With his thesis advisor James Michael, Simon provided a fundamental Sobolev inequality for submanifolds of Euclidean space, the form of which depends only on dimension and on the length of the mean curvature vector. An extension to submanifolds of Riemannian manifolds is due to David Hoffman and Joel Spruck.[19] Due to the geometric dependence of the Michael−Simon and Hoffman−Spruck inequalities, they have been crucial in a number of contexts, including in Schoen and Shing-Tung Yau's resolution of the positive mass theorem and Gerhard Huisken's analysis of mean curvature flow.[20][21][22][23]
Robert Bartnik and Simon considered the problem of prescribing the boundary and mean curvature of a spacelike hypersurface of Minkowski space. They set up the problem as a second-order partial differential equation for a scalar graphing function, giving novel perspective and results for some of the underlying issues previously considered in Shiu-Yuen Cheng and Yau's analysis of similar problems.[24]
Using approximation by harmonic polynomials, Robert Hardt and Simon studied the zero set of solutions of general second-order elliptic partial differential equations, obtaining information on Hausdorff measure and rectifiability.
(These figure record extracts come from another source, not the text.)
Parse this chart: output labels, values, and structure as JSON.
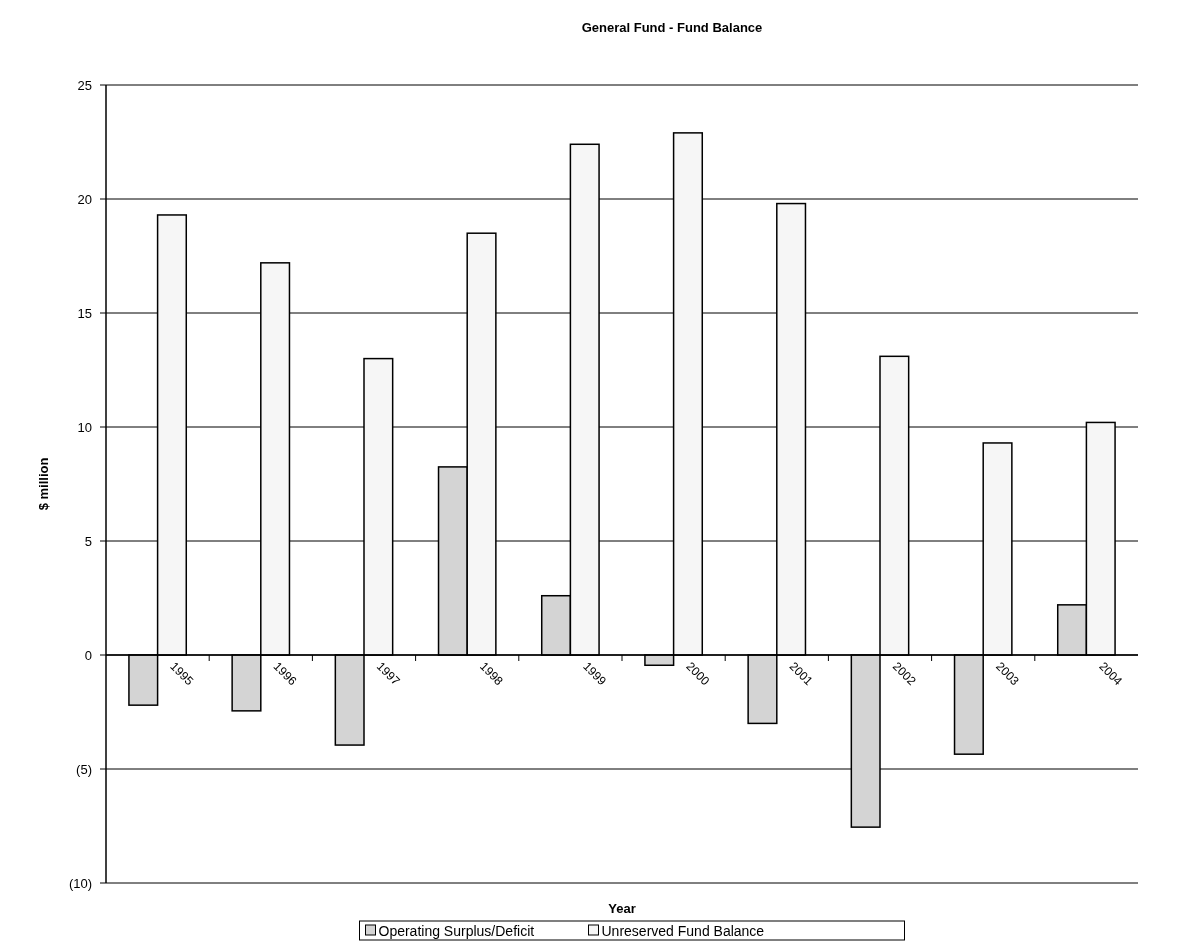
{
  "chart_data": {
    "type": "bar",
    "title": "General Fund - Fund Balance",
    "xlabel": "Year",
    "ylabel": "$ million",
    "categories": [
      "1995",
      "1996",
      "1997",
      "1998",
      "1999",
      "2000",
      "2001",
      "2002",
      "2003",
      "2004"
    ],
    "series": [
      {
        "name": "Operating Surplus/Deficit",
        "color": "#d4d4d4",
        "values": [
          -2.2,
          -2.45,
          -3.95,
          8.25,
          2.6,
          -0.45,
          -3.0,
          -7.55,
          -4.35,
          2.2
        ]
      },
      {
        "name": "Unreserved Fund Balance",
        "color": "#f6f6f6",
        "values": [
          19.3,
          17.2,
          13.0,
          18.5,
          22.4,
          22.9,
          19.8,
          13.1,
          9.3,
          10.2
        ]
      }
    ],
    "ylim": [
      -10,
      25
    ],
    "yticks": [
      {
        "value": -10,
        "label": "(10)"
      },
      {
        "value": -5,
        "label": "(5)"
      },
      0,
      5,
      10,
      15,
      20,
      25
    ],
    "grid": "y",
    "legend": "bottom"
  }
}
By combining their results with earlier results of Harold Donnelly and Charles Fefferman, they obtained asymptotic information on the sizes of the zero sets of the eigenfunctions of the Laplace-Beltrami operator on a Riemannian manifold.[25]
Schoen, Simon, and Yau studied stable minimal hypersurfaces of Riemannian manifolds, identifying a simple combination of Simons' formula with the stability inequality which produced various curvature estimates. As a consequence, they were able to re-derive some results of Simons such as the Bernstein theorem in appropriate dimensions. The Schoen−Simon−Yau estimates were adapted from the setting of minimal surfaces to that of "self-shrinking" surfaces by Tobias Colding and William Minicozzi, as part of their analysis of singularities of mean curvature flow.[26] The stable minimal hypersurface theory itself was taken further by Schoen and Simon six years later, using novel methods to provide geometric estimates without dimensional restriction. As opposed to the earlier purely analytic estimates, Schoen and Simon used the machinery of geometric measure theory. The Schoen−Simon estimates are fundamental for the general Almgren–Pitts min-max theory, and consequently for its various applications.
William Meeks, Simon, and Yau obtained a number of remarkable results on minimal surfaces and the topology of three-dimensional manifolds, building in large part on earlier works of Meeks and Yau. Some similar results were obtained around the same time by Michael Freedman, Joel Hass, and Peter Scott.[27]